Procuradoria-geral da república pede arquivamento de depoimento de vorcaro sobre ameaças

A Procuradoria-Geral da República (PGR) manifestou-se favorável, nesta quarta-feira (2), ao arquivamento do depoimento em que o ex-banqueiro Daniel Vorcaro relatou ter enfrentado “graves intimidações” durante as negociações para viabilizar um acordo de delação premiada.

O depoimento de Vorcaro, atualmente detido, foi colhido na semana passada por um magistrado auxiliar vinculado ao gabinete do ministro do Supremo Tribunal Federal (STF) André Mendonça, responsável pela relatoria do caso Master.
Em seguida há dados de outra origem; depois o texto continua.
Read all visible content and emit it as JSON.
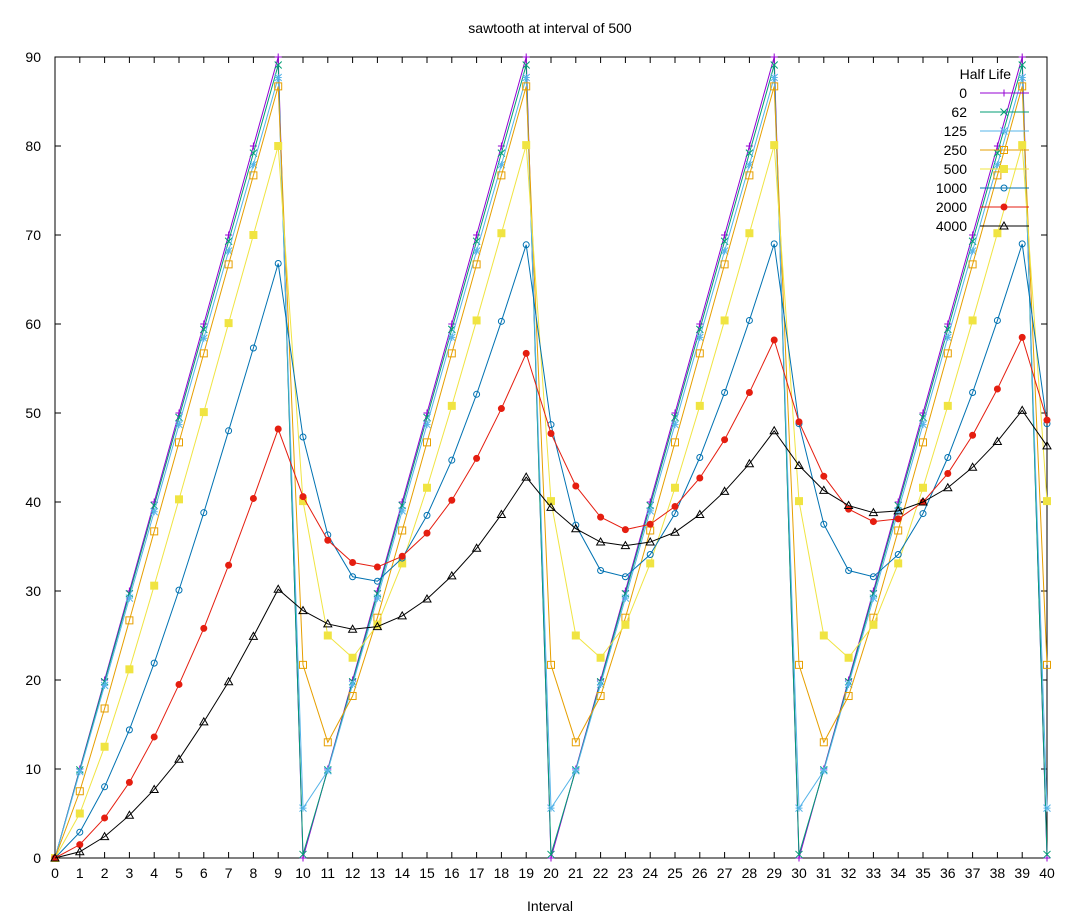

A diligência ocorreu após um pedido formal apresentado pela defesa do ex-banqueiro.

No documento enviado à Suprema Corte, o órgão ministerial apontou que Vorcaro deixou de apresentar elementos probatórios que pudessem comprovar as supostas ameaças relatadas por ele durante as conversas com autoridades.

O ex-banqueiro tem tentado retomar as tratativas para formalizar uma colaboração premiada, instrumento jurídico que já foi recusado em duas ocasiões distintas tanto pela Polícia Federal (PF) quanto pela própria Procuradoria-Geral da República (PGR).

A avaliação técnica conduzida pelos investigadores apontou que o colaborador não trouxe informações inéditas ou novos fatos em comparação com o material que já havia sido apreendido durante as fases anteriores da investigação, além de não ter assumido formalmente a prática dos crimes investigados.

Manifestação sobre o ministro Alexandre de Moraes

Em paralelo a essa movimentação, a Procuradoria-Geral da República defendeu, na terça-feira (1), a anulação do relatório elaborado pela Polícia Federal que veio a público após a localização de mensagens eletrônicas trocadas entre Daniel Vorcaro e o ministro Alexandre de Moraes.

Na petição protocolada junto ao Supremo Tribunal Federal, o procurador-geral da República, Paulo Gonet, argumentou que o ministro André Mendonça realizou uma apuração considerada irregular em relação a Moraes. Segundo o entendimento da PGR, a ilegalidade ocorreu no momento em que Mendonça determinou o aprofundamento das investigações no âmbito do caso Master com o objetivo de examinar detalhadamente o teor das conversas mantidas entre o magistrado e o ex-banqueiro.

Para o chefe da Procuradoria-Geral da República, qualquer aprofundamento investigativo dessa natureza exigiria, obrigatoriamente, a prévia autorização do plenário da Suprema Corte, e não uma decisão monocrática.

Todo o imbróglio jurídico e os desdobramentos do caso deverão ser submetidos à apreciação do plenário do Supremo Tribunal Federal. Até o momento, a Suprema Corte ainda não definiu uma data específica para que os ministros analisem e votem as questões apresentadas.